Sem educação não há justiça
A Revista Brasil Rotário, em artigo publicado sobre “A Fundação Rotária como Instrumento do Desenvolvimento Social”, transcreve palavras do curador José Alfredo Pretoni de onde extraímos os seguintes comentários sobre justiça:
“Acreditamos, verdadeiramente, que não existe justiça onde há analfabetismo; não existe justiça onde há miséria; não existe justiça onde há fome. Não existe justiça no ser humano que não tem condições de curar as suas doenças; não existe justiça onde há discriminação de qualquer natureza; não existe justiça onde não existe paz; não existe justiça onde não há amor.

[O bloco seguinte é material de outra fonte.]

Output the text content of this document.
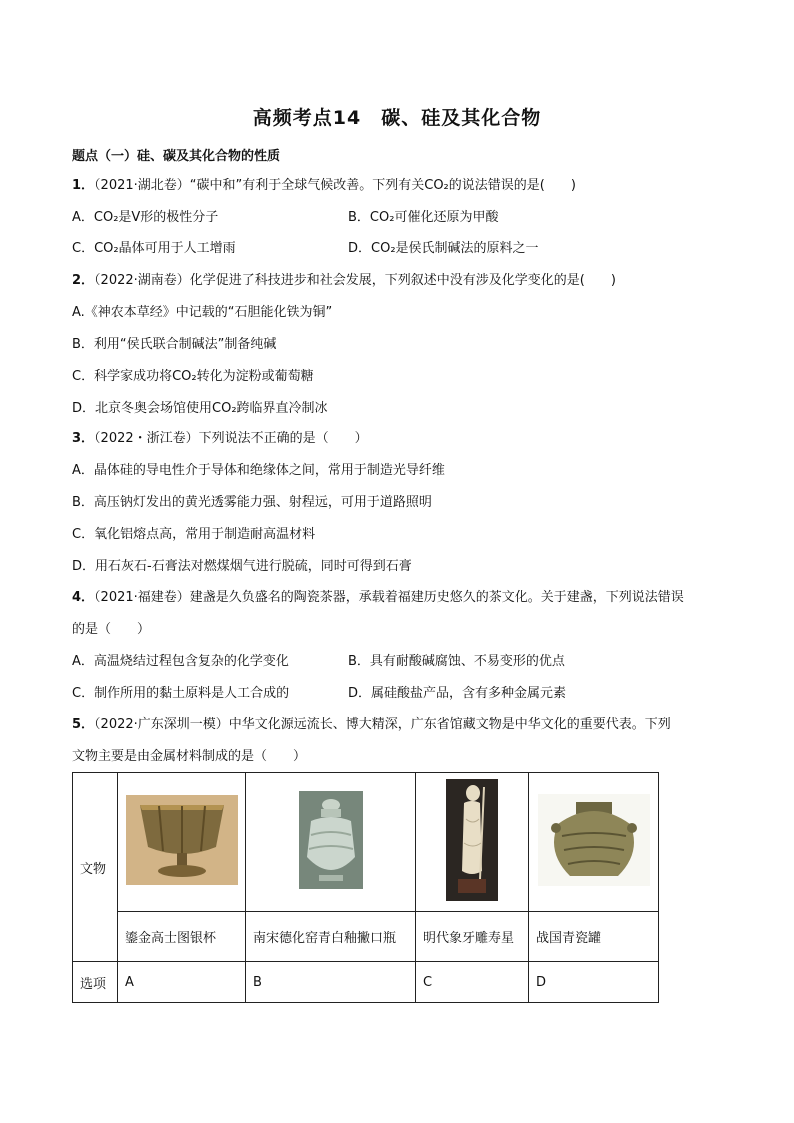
高频考点14　碳、硅及其化合物
题点（一）硅、碳及其化合物的性质
1．（2021·湖北卷）“碳中和”有利于全球气候改善。下列有关CO₂的说法错误的是(　　)
A．CO₂是V形的极性分子	B．CO₂可催化还原为甲酸
C．CO₂晶体可用于人工增雨	D．CO₂是侯氏制碱法的原料之一
2．（2022·湖南卷）化学促进了科技进步和社会发展，下列叙述中没有涉及化学变化的是(　　)
A.《神农本草经》中记载的“石胆能化铁为铜”
B．利用“侯氏联合制碱法”制备纯碱
C．科学家成功将CO₂转化为淀粉或葡萄糖
D．北京冬奥会场馆使用CO₂跨临界直冷制冰
3．（2022・浙江卷）下列说法不正确的是（　　）
A．晶体硅的导电性介于导体和绝缘体之间，常用于制造光导纤维
B．高压钠灯发出的黄光透雾能力强、射程远，可用于道路照明
C．氧化铝熔点高，常用于制造耐高温材料
D．用石灰石-石膏法对燃煤烟气进行脱硫，同时可得到石膏
4．（2021·福建卷）建盏是久负盛名的陶瓷茶器，承载着福建历史悠久的茶文化。关于建盏，下列说法错误
的是（　　）
A．高温烧结过程包含复杂的化学变化	B．具有耐酸碱腐蚀、不易变形的优点
C．制作所用的黏土原料是人工合成的	D．属硅酸盐产品，含有多种金属元素
5．（2022·广东深圳一模）中华文化源远流长、博大精深，广东省馆藏文物是中华文化的重要代表。下列
文物主要是由金属材料制成的是（　　）
文物				
	鎏金高士图银杯	南宋德化窑青白釉撇口瓶	明代象牙雕寿星	战国青瓷罐
选项	A	B	C	D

- quando procuramos erradicar a poliomielite do mundo, quando buscamos, através do programa 3H, desenvolver todos os tipos de projetos, desde o saneamento básico, nas mais longínquas partes do mundo, até aos projetos educacionais;
- quando se procura estabelecer programas para o combate ao analfabetismo; quando se tenta, junto aos jovens, implementar um relacionamento positivo com eles, porque precisamos da sua energia; quando trabalhamos para colocar o cidadão participando dos mesmos ideais de Rotary, como por exemplo, na formação de Núcleos Rotários de Desenvolvimento Comunitário; quando se procura treinar adultos para novas ocupações, dando-lhes oportunidades para continuar trabalhando, mostrando-lhes uma luz no final do túnel da ignorância e do analfabetismo funcional;
- quando nos esforçamos para implementar programas de combate ao abuso de drogas e de álcool, entre jovens ou em um ambiente de trabalho para adultos;
- quando se procura promover o relacionamento positivo das boas relações entre empregado e empregador, se tivermos sucesso, estaremos desenvolvendo a cidadania do ser humano.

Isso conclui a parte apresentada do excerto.